Before Urian’s return from military service, the village had possessed neither donkeys, cattle, nor horses. Many poor families didn’t even own an iron hoe; the wealthiest might have a few pigs and sheep.
They lacked both the manpower and the land allocation to feed their families.
Over a third of their food came from the bounty of the nearby forests—acorns, mushrooms, wild greens, yams from deer-antler shrubs, and so on.
Had Urian not retired and become headman, even knowing the threat posed by beastfolk scouts, the villagers would, like all the others, have waited quietly for death.
In the established manorial system of the south, these free folk could at least abandon their land and become tenants on a noble’s estate.
But in the northern wilderness, their only fate was to become vagrants, starving to death in the icy wastes.

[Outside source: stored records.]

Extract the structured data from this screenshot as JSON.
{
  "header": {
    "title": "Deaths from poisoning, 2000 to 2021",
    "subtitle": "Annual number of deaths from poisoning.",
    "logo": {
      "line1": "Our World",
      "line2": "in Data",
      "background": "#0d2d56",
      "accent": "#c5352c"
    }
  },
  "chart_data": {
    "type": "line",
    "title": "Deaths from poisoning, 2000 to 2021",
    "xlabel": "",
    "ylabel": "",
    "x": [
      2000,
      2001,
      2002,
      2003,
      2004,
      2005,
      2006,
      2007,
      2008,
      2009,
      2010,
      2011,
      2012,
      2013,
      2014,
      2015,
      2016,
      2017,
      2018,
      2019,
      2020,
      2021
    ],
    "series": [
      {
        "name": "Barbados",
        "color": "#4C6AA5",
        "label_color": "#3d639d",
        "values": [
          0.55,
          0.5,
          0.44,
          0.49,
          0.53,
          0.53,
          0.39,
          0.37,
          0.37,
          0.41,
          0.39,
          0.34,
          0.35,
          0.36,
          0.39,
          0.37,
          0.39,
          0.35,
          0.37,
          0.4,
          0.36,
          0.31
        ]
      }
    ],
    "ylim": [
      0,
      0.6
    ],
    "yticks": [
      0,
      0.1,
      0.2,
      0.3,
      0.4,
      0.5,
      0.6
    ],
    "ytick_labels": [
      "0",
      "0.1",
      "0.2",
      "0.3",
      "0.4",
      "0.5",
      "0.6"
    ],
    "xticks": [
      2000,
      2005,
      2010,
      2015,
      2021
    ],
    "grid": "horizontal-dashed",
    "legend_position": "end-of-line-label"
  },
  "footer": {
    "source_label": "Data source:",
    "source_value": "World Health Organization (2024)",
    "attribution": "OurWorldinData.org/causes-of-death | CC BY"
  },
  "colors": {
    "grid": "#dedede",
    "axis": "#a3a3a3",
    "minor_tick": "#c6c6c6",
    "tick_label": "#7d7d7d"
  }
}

Leo’s demonstration made the advantages of the curved-beam plow immediately obvious to Urian. Though he claimed to have seen the world, in truth he had only served five years as a border scout at a watchtower on the Frelov County frontier, and then five more as an infantryman at the Windgod Fortress, rising through the ranks to the highest position possible for a commoner—Imperial Sergeant.
He had spent all those years in the army; plows were but a fleeting sight glimpsed on a march.
Without delay, Urian gathered the village’s best carpenters, and—under Leo’s guidance—had them assemble eighteen simple curved-beam plows at once, then rounded up every available donkey and sent them out to the fields.
Leo squatted once more on his rotting tree stump, contentedly watching the villagers till the land at triple their previous speed, as if some distant voice echoed in his mind:
You have unlocked the technology of iron plows and animal traction. Farmer productivity +1! Grain yield +1!